Input file: The path to the MDF3 / MDF4 file to be checked.
MaxBlockSize: The maximum size of data blocks in the output (in bytes). Default value is 2GB. The value can be passed using the decimal prefixes, e.g. 1k, 32m, 2g. Decimal values are not allowed.
ZipFlag: -zip or -unzip. If the -zip-flag is set the file is also checked for unzipped data. If it is not set, it is checked for zipped data. Default value: unzip. This flag is not compulsory.

Example: check C:\file1.mf4 800k -zip

Java API

The MDFSorter also provides a Java-Interface, for usage in other programs. It consists of two methods from the MDFSorter-Class:

sortMDF(): Processes an MDF-File and sorts it if needed.
checkForProblems(): Check if processing a file is needed. Returns true only if this is the case.

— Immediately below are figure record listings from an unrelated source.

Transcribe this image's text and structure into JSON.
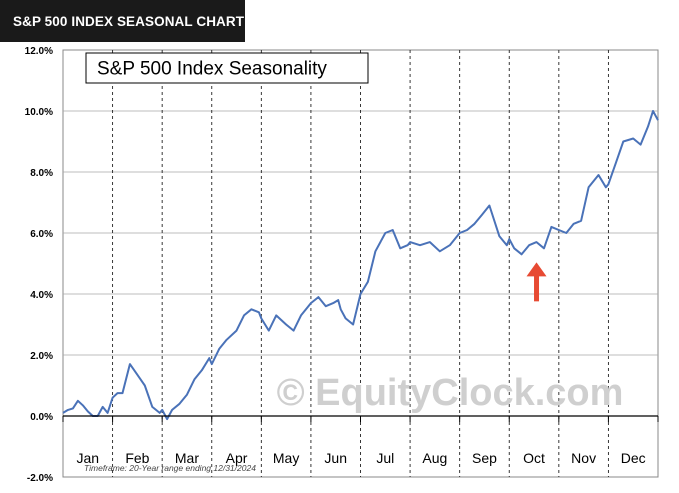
{
  "banner": {
    "title": "S&P 500 INDEX SEASONAL CHART"
  },
  "chart_data": {
    "type": "line",
    "title": "S&P 500 Index Seasonality",
    "footnote": "Timeframe: 20-Year range ending 12/31/2024",
    "watermark": "© EquityClock.com",
    "xlabel": "",
    "ylabel": "",
    "ylim": [
      -2.0,
      12.0
    ],
    "y_ticks": [
      "-2.0%",
      "0.0%",
      "2.0%",
      "4.0%",
      "6.0%",
      "8.0%",
      "10.0%",
      "12.0%"
    ],
    "y_tick_values": [
      -2,
      0,
      2,
      4,
      6,
      8,
      10,
      12
    ],
    "categories": [
      "Jan",
      "Feb",
      "Mar",
      "Apr",
      "May",
      "Jun",
      "Jul",
      "Aug",
      "Sep",
      "Oct",
      "Nov",
      "Dec"
    ],
    "grid": true,
    "series": [
      {
        "color": "#4a72b8",
        "x": [
          0.0,
          0.1,
          0.2,
          0.3,
          0.4,
          0.5,
          0.6,
          0.7,
          0.8,
          0.9,
          1.0,
          1.1,
          1.2,
          1.35,
          1.5,
          1.65,
          1.8,
          1.95,
          2.0,
          2.1,
          2.2,
          2.35,
          2.5,
          2.65,
          2.8,
          2.95,
          3.0,
          3.15,
          3.3,
          3.5,
          3.65,
          3.8,
          3.95,
          4.0,
          4.15,
          4.3,
          4.5,
          4.65,
          4.8,
          4.95,
          5.0,
          5.15,
          5.3,
          5.45,
          5.55,
          5.6,
          5.7,
          5.85,
          6.0,
          6.15,
          6.3,
          6.5,
          6.65,
          6.8,
          6.95,
          7.0,
          7.2,
          7.4,
          7.6,
          7.8,
          8.0,
          8.15,
          8.3,
          8.45,
          8.6,
          8.8,
          8.95,
          9.0,
          9.1,
          9.25,
          9.4,
          9.55,
          9.7,
          9.85,
          10.0,
          10.15,
          10.3,
          10.45,
          10.6,
          10.8,
          10.95,
          11.0,
          11.15,
          11.3,
          11.5,
          11.65,
          11.8,
          11.9,
          12.0
        ],
        "y": [
          0.1,
          0.2,
          0.25,
          0.5,
          0.35,
          0.15,
          0.0,
          0.0,
          0.3,
          0.1,
          0.6,
          0.75,
          0.75,
          1.7,
          1.35,
          1.0,
          0.3,
          0.1,
          0.2,
          -0.1,
          0.2,
          0.4,
          0.7,
          1.2,
          1.5,
          1.9,
          1.7,
          2.2,
          2.5,
          2.8,
          3.3,
          3.5,
          3.4,
          3.2,
          2.8,
          3.3,
          3.0,
          2.8,
          3.3,
          3.6,
          3.7,
          3.9,
          3.6,
          3.7,
          3.8,
          3.5,
          3.2,
          3.0,
          4.0,
          4.4,
          5.4,
          6.0,
          6.1,
          5.5,
          5.6,
          5.7,
          5.6,
          5.7,
          5.4,
          5.6,
          6.0,
          6.1,
          6.3,
          6.6,
          6.9,
          5.9,
          5.6,
          5.8,
          5.5,
          5.3,
          5.6,
          5.7,
          5.5,
          6.2,
          6.1,
          6.0,
          6.3,
          6.4,
          7.5,
          7.9,
          7.5,
          7.6,
          8.3,
          9.0,
          9.1,
          8.9,
          9.5,
          10.0,
          9.7
        ]
      }
    ],
    "annotations": [
      {
        "type": "arrow",
        "color": "#e74a33",
        "direction": "up",
        "month_index": 9.55,
        "value": 5.3
      }
    ]
  }
}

Please refer to the JavaDoc documentation of the MDFSorter-Class for more detailed information, about arguments, semantics and return values.

Known Limitations

The following limits of this tool are known:

Recursion: Recursion is used to parse data lists linking to other data lists. Every time a function recurses, it uses some memory on the program stack. If too many levels of recursion occur the stack will be full and the program will crash with a StackOverflowError. This will happen after about 5000 recursive calls, e.g. if a data list has a link to another data list and so on, for 5000 times.
UINT64 Values: Due to the lack of a larger basic type than long in Java, this application will not be able to work with any values larger than Long.MAX_VALUE, even if the MDF-Standard defines the UINT64 data type. If the values don't need to be processed, they will be written out in the same form as they were before, so no damage to the file will be expected.
Number of Links: Even though the number of links to child block is stored as in UINT64 value in the MDF-File, this application uses an array to access them, which is int-based in Java. The number of children a block can have is therefore limited to Integer.MAX_VALUE.
The Channel Array Block (CABLOCK): In MDF4 a special block to store a group (array) of Channels exists. This Block is not fully supported by MDFSorter 0.2.0, and will only be copied as it was before. If it has links to any channels stored in an unsorted data group, that are resorted during processing, the behavior is not defined.